LIS hub is unreachable after ingress migration
| Field | Value |
|---|---|
| Impact Time | Mar 12 at 15:51 to Mar 12 at 16:12 |
| Duration | 21m 3s |
Overview¶
A change to the LIS ingress was performed as one of several clusters. A prior step to migrate the DNS records was missed or unsuccessfully applied, leading to an inability to resolve the hub at its domain name.
What Happened¶
A migration from ingress-nginx to nginx-ingress was performed, routing traffic through the nginx-ingress service. This was intended to incur little downtime, as the DNS records were previously supposed to have been migrated from the specific ingress service external IP to one that survives the decommissioning of the ingress-nginx deployment.
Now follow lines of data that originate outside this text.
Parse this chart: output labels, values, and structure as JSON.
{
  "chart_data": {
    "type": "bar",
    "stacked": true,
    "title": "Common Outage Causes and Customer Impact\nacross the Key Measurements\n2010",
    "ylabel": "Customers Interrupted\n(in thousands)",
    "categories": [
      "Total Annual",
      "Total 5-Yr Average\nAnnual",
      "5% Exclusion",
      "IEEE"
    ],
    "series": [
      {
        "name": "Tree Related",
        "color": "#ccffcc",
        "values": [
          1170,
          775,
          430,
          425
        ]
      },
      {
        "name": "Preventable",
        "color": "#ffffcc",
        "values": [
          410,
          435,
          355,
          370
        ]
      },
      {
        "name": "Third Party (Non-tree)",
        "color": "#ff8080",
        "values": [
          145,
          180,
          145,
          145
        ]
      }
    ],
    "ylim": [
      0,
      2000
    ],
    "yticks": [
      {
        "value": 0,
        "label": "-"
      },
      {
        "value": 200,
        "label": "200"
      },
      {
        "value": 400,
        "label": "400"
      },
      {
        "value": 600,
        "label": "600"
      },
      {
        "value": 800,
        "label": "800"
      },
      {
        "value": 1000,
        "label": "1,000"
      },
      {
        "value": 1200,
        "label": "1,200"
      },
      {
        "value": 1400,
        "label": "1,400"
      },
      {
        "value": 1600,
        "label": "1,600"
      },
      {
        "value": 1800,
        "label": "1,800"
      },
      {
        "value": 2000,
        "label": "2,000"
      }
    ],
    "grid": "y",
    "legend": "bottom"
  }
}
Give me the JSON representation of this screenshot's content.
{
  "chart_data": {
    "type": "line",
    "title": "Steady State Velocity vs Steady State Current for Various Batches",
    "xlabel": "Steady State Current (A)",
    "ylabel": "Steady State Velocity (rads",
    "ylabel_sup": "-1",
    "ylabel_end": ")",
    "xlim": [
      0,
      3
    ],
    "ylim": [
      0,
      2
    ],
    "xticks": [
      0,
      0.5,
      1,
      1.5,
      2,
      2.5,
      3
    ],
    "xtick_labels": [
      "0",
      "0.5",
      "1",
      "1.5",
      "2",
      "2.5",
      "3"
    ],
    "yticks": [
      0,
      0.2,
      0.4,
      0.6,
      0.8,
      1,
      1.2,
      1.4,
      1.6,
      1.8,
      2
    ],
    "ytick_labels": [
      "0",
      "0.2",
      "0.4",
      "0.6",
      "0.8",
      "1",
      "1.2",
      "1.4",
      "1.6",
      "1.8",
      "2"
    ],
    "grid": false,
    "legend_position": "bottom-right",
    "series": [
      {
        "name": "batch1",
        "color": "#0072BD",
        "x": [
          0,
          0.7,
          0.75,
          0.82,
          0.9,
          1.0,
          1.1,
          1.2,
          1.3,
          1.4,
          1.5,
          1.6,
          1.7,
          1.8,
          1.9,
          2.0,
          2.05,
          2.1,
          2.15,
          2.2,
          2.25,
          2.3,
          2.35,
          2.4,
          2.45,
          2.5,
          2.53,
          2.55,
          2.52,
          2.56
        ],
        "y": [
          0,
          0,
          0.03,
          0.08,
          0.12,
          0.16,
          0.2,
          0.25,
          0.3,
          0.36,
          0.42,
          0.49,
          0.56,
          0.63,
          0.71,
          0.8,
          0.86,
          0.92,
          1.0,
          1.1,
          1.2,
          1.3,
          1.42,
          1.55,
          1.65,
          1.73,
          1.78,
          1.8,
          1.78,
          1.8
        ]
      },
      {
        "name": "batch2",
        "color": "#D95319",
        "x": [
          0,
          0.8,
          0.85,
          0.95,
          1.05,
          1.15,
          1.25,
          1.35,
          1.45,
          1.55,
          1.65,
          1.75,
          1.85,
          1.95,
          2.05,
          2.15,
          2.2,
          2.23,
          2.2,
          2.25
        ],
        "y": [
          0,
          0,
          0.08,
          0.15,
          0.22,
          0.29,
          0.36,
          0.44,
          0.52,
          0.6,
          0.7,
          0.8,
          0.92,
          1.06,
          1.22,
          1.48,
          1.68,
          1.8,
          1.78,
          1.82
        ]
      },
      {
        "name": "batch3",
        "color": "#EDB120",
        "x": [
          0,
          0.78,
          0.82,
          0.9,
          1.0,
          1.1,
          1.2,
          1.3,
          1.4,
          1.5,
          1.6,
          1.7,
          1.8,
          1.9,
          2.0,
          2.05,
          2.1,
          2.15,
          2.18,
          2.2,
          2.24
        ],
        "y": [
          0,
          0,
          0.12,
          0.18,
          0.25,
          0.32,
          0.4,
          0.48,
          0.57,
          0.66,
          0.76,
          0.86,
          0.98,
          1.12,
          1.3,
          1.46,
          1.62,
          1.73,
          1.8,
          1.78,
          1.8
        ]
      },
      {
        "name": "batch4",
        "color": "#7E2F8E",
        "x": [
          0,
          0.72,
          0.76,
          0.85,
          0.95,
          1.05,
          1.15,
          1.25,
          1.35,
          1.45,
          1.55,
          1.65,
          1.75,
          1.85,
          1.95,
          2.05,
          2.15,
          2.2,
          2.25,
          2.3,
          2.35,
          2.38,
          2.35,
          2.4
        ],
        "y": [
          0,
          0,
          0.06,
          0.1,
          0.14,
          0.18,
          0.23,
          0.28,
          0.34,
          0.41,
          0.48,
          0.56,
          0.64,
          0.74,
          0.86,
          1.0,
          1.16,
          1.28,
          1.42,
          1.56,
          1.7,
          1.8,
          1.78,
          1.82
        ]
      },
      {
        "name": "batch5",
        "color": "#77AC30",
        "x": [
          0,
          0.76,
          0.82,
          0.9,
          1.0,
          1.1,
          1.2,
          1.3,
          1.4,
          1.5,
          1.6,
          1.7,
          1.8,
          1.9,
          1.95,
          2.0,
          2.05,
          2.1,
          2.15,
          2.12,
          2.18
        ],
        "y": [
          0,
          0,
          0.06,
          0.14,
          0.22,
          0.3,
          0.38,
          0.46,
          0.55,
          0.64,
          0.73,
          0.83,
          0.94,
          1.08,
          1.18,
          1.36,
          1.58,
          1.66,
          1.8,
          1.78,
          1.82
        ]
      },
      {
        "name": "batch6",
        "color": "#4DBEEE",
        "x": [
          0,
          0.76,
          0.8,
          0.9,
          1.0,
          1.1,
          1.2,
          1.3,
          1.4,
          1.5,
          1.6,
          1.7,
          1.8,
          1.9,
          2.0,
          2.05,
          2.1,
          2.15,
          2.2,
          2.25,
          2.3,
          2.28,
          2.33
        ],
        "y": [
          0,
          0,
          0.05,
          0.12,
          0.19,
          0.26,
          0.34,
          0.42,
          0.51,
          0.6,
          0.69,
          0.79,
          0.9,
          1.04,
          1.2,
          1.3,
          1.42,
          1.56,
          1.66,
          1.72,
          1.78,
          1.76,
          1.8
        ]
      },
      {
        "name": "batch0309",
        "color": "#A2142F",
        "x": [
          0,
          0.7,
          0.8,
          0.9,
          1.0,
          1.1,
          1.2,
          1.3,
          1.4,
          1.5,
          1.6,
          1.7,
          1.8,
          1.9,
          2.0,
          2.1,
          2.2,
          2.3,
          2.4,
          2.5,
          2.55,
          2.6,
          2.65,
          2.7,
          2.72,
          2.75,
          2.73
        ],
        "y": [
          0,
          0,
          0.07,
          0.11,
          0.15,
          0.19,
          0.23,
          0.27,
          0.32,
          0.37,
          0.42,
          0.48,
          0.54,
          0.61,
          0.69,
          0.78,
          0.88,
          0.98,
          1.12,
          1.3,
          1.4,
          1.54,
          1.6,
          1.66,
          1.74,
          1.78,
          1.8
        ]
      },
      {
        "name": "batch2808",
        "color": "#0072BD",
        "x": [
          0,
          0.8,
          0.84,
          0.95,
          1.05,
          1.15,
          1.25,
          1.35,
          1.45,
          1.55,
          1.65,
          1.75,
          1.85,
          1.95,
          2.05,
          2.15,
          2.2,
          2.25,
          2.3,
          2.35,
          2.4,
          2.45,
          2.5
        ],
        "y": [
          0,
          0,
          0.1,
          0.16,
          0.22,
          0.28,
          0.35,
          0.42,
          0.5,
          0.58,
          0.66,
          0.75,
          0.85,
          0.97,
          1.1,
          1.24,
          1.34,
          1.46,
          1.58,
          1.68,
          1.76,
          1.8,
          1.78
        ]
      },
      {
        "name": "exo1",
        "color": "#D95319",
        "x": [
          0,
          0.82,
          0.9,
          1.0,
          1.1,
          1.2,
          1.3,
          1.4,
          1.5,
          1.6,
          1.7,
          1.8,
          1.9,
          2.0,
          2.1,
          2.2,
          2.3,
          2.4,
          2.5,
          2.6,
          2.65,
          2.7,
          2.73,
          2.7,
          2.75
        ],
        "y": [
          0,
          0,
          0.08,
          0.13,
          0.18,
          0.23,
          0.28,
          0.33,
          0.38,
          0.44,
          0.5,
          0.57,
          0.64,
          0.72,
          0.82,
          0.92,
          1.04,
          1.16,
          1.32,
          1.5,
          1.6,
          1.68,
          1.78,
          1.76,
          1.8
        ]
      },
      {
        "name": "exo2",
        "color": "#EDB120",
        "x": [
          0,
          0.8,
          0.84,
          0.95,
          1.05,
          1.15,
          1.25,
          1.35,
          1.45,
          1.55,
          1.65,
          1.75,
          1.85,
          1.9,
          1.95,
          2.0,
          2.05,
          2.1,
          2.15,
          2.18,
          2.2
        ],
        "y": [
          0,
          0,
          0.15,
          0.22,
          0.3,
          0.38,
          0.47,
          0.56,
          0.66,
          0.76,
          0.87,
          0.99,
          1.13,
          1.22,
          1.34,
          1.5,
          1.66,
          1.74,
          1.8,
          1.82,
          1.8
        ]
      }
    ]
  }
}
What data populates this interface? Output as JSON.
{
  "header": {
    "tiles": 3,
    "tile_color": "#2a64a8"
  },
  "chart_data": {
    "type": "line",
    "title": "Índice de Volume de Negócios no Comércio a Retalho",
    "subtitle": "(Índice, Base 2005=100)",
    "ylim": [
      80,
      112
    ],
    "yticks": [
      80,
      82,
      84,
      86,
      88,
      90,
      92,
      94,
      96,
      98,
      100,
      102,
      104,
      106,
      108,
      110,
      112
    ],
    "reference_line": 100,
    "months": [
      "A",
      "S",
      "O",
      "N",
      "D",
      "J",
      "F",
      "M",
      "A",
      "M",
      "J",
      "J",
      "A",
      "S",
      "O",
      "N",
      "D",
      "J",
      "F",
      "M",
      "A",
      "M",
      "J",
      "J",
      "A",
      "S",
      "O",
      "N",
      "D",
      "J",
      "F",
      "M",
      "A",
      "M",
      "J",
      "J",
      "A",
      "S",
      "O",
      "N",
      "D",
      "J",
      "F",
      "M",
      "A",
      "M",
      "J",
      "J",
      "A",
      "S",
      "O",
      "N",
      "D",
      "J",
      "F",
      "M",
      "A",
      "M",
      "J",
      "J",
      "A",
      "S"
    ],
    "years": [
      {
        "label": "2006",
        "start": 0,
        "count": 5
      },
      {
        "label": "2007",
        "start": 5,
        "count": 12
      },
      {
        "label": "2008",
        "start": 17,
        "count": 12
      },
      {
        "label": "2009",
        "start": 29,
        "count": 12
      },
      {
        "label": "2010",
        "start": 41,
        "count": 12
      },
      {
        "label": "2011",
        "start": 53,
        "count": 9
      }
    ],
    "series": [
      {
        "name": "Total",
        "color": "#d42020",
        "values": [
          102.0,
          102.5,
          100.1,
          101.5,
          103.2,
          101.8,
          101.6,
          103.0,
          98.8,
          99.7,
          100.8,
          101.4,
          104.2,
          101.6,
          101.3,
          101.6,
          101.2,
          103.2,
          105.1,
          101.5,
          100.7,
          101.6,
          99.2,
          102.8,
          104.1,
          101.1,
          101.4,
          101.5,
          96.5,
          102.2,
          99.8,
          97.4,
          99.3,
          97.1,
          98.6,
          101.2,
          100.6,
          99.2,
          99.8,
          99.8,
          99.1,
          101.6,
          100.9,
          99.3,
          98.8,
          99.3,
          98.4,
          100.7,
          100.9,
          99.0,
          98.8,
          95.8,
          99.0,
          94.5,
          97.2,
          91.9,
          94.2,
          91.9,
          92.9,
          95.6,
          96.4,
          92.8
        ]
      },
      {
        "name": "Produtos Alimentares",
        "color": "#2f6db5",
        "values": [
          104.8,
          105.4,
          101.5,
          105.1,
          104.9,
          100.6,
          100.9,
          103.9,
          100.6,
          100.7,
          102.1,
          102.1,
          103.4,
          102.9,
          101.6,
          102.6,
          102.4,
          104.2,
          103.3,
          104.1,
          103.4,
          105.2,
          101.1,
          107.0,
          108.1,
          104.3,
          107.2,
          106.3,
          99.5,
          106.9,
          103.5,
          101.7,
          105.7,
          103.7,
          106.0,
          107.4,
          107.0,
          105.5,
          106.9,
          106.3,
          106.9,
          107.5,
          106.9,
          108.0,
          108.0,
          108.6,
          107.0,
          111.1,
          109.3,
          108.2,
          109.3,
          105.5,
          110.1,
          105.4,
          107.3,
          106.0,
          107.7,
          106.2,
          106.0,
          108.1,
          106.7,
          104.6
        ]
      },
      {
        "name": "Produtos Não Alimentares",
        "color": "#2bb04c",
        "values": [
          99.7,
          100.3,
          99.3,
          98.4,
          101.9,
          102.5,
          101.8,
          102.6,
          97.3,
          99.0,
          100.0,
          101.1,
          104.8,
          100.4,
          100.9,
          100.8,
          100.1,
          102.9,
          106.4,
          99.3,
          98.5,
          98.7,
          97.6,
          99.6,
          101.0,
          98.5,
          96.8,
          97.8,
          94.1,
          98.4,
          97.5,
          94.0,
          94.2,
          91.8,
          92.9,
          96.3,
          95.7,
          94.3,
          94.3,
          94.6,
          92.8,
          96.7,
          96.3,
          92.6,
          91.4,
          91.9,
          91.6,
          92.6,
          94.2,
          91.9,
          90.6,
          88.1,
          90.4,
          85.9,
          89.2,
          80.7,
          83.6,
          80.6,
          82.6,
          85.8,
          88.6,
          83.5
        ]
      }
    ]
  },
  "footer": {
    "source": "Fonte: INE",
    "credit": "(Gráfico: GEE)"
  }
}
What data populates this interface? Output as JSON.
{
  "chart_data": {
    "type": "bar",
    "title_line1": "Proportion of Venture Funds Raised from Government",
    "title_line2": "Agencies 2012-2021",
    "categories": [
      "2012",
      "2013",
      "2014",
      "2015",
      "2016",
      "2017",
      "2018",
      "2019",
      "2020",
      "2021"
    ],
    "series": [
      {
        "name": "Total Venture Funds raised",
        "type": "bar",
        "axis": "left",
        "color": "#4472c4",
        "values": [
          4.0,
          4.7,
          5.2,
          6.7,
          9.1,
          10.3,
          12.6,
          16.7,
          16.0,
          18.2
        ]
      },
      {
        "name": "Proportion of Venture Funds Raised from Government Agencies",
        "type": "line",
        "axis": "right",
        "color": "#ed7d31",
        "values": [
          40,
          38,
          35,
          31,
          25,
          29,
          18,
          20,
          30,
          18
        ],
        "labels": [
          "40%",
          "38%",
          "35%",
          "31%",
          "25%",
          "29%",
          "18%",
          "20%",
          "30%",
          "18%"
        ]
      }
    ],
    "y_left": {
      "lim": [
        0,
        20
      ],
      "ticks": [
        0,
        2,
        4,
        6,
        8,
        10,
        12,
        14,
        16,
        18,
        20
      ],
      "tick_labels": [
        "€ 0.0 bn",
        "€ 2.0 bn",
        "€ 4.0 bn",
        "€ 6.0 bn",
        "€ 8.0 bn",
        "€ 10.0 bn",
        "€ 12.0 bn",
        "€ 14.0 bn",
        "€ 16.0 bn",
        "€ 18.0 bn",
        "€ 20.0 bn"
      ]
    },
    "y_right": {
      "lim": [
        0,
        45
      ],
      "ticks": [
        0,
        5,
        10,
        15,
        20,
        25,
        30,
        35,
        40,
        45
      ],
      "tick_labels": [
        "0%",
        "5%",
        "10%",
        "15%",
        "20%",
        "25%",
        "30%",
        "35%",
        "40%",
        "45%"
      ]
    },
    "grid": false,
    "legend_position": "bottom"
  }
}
However, this step was missed or failed, which meant that the act of migrating the ingress rendered traffic routed via the IP address resolved by DNS unable to reach the hub.
Resolution¶
To revert the ingress migration, and prepare for repeating it by reattempting the DNS migration.
Where We Got Lucky¶
We had both good alerts and good engagement with the technical contact.
The engineer had repeatedly tested forward and backward migration to feel confident in making the change immediately.
What Went Well¶
The act of reverting the change was quick and error-free.
What Didn’t Go So Well¶
The engineer missed only the LIS hub when checking each migration was successful.